Proprietary, commercial CMS solutions, such as Autonomy's Interwoven and Microsoft's CMS, are expensive, difficult to maintain without paid support from their vendors, and limited in terms of their customizability. As a result, companies both large and small are increasingly migrating to free open-source CMS platforms. The cost savings might be obvious, but what is less obvious is the potential increase in maintainability and extensibility. These systems allow for daily content changes, instant copy corrections, easy link management, landing page creation and optimization, access from any location with an internet connection, and different levels of user access.

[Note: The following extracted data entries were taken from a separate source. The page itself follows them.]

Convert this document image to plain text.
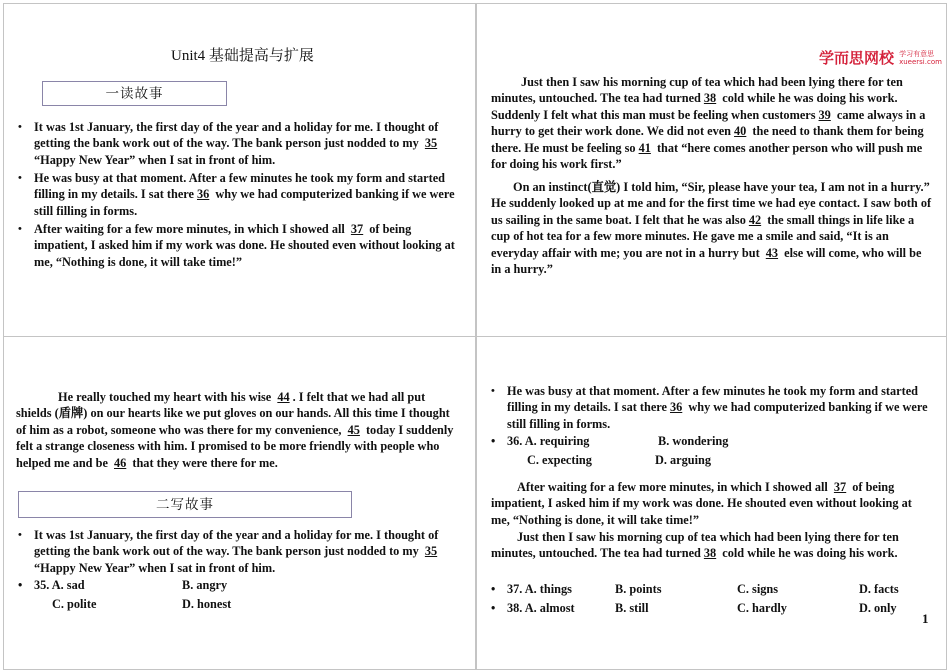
Unit4 基础提高与扩展
一读故事
• It was 1st January, the first day of the year and a holiday for me. I thought of getting the bank work out of the way. The bank person just nodded to my 35 “Happy New Year” when I sat in front of him.

• He was busy at that moment. After a few minutes he took my form and started filling in my details. I sat there 36 why we had computerized banking if we were still filling in forms.

• After waiting for a few more minutes, in which I showed all 37 of being impatient, I asked him if my work was done. He shouted even without looking at me, “Nothing is done, it will take time!”

学而思网校 学习有意思
xueersi.com

Just then I saw his morning cup of tea which had been lying there for ten minutes, untouched. The tea had turned 38 cold while he was doing his work. Suddenly I felt what this man must be feeling when customers 39 came always in a hurry to get their work done. We did not even 40 the need to thank them for being there. He must be feeling so 41 that “here comes another person who will push me for doing his work first.”

On an instinct(直觉) I told him, “Sir, please have your tea, I am not in a hurry.” He suddenly looked up at me and for the first time we had eye contact. I saw both of us sailing in the same boat. I felt that he was also 42 the small things in life like a cup of hot tea for a few more minutes. He gave me a smile and said, “It is an everyday affair with me; you are not in a hurry but 43 else will come, who will be in a hurry.”

He really touched my heart with his wise 44 . I felt that we had all put shields (盾牌) on our hearts like we put gloves on our hands. All this time I thought of him as a robot, someone who was there for my convenience, 45 today I suddenly felt a strange closeness with him. I promised to be more friendly with people who helped me and be 46 that they were there for me.

二写故事
• It was 1st January, the first day of the year and a holiday for me. I thought of getting the bank work out of the way. The bank person just nodded to my 35 “Happy New Year” when I sat in front of him.

• 35. A. sad	B. angry
C. polite	D. honest
• He was busy at that moment. After a few minutes he took my form and started filling in my details. I sat there 36 why we had computerized banking if we were still filling in forms.

• 36. A. requiring	B. wondering
C. expecting	D. arguing

After waiting for a few more minutes, in which I showed all 37 of being impatient, I asked him if my work was done. He shouted even without looking at me, “Nothing is done, it will take time!”

Just then I saw his morning cup of tea which had been lying there for ten minutes, untouched. The tea had turned 38 cold while he was doing his work.

• 37. A. things	B. points	C. signs	D. facts
• 38. A. almost	B. still	C. hardly	D. only
1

Imagine a world in which a marketer -- without filing a ticket or service request with IT -- could create new landing pages for a display advertising campaign, or new entry pages for an SEO campaign. Setting up landing page optimization tests would be a snap. Testing new copy and calls-to-action would become routine. Updating product images and specifications for a product launch would take a few moments. Product managers could update product copy as a content contributor, but a web marketing manager would approve it before publishing the copy on the live site. Open-source CMS solutions simplify all these scenarios and put marketers in control.
The more popular open-source content management systems have a large community of vendors and expert service providers, a wide array of freely available plug-ins, and extensive online documentation and discussion that can help answer technical questions. Of course, the range of features and functionality among the many open-source CMS solutions varies widely. Small, simple websites can get by with a minimal feature set, while larger, more complex websites require an enterprise-grade CMS solution. We discuss three of our favorite open-source CMS solutions, listed in order of feature and functionality richness.

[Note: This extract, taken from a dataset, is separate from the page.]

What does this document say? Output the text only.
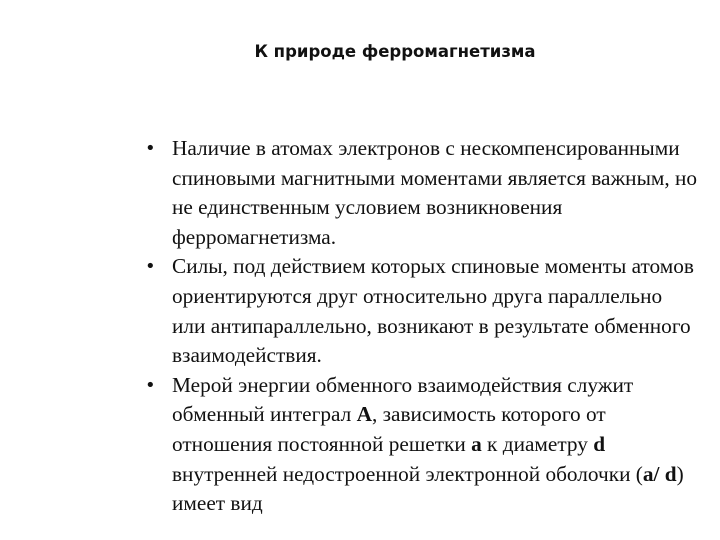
К природе ферромагнетизма
• Наличие в атомах электронов с нескомпенсированными спиновыми магнитными моментами является важным, но не единственным условием возникновения ферромагнетизма.
• Силы, под действием которых спиновые моменты атомов ориентируются друг относительно друга параллельно или антипараллельно, возникают в результате обменного взаимодействия.
• Мерой энергии обменного взаимодействия служит обменный интеграл А, зависимость которого от отношения постоянной решетки а к диаметру d внутренней недостроенной электронной оболочки (а/ d) имеет вид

WordPress is one of the most popular blogging platforms in existence. It is a simple but effective blogging and content management system, and while many developers use WordPress primarily for blogs, it is highly customizable, including an abundance of available plug-ins, making it suitable for most small websites. While somewhat more limited than more-complex content management systems, its simplicity and ease of setup makes it a good option for many websites. Built on PHP, WordPress can be installed in virtually any web environment.
Drupal is a powerful open-source CMS with extensive customization options, such as multiple websites and advanced user account management. It is built from the ground up to be extensible and customizable, and plug-ins and upgrades are stable and reliable. Drupal also has many freely available add-on modules, providing features such as blogs, collaborative authoring environments, forums, peer-to-peer networking, newsletters, podcasting, picture galleries, and file uploads. Drupal runs on PHP, so it can be installed easily on most hosting providers.
OpenCMS is an enterprise-class open-source content management system for deploying complex websites, and it supports full staging of content revisions before publishing. While OpenCMS lacks the universe of community add-ons available for WordPress or Drupal, there are free add-ons for features like comments, newsletters, surveys, and calendars, and commercial upgrades enabling replication, clustering, publishing workflows, transaction management, and other enterprise-class enhancements. OpenCMS is built with Java and can be deployed in a wide range of technical environments.
We won't lie and tell you that marketers can install an open-source CMS on their own -- you will need help from your IT or web development team. You will find, however, that the installation of an open-source CMS is far more direct and simple than deploying a proprietary CMS. Once the application is up and running, a marketer will be empowered to directly manage the website marketing to-do list -- deploy new calls-to-action, change product imagery, run landing page tests and optimizations -- all without completing a ticket or request for the web development team.
Our experience with open-source CMS solutions has proven that marketers looking to gain control over their website content -- without spending a bundle or always calling on the IT department -- can make good use of an open-source CMS. If there is one area of technology that web marketers should explore and understand, it is certainly open-source CMS solutions.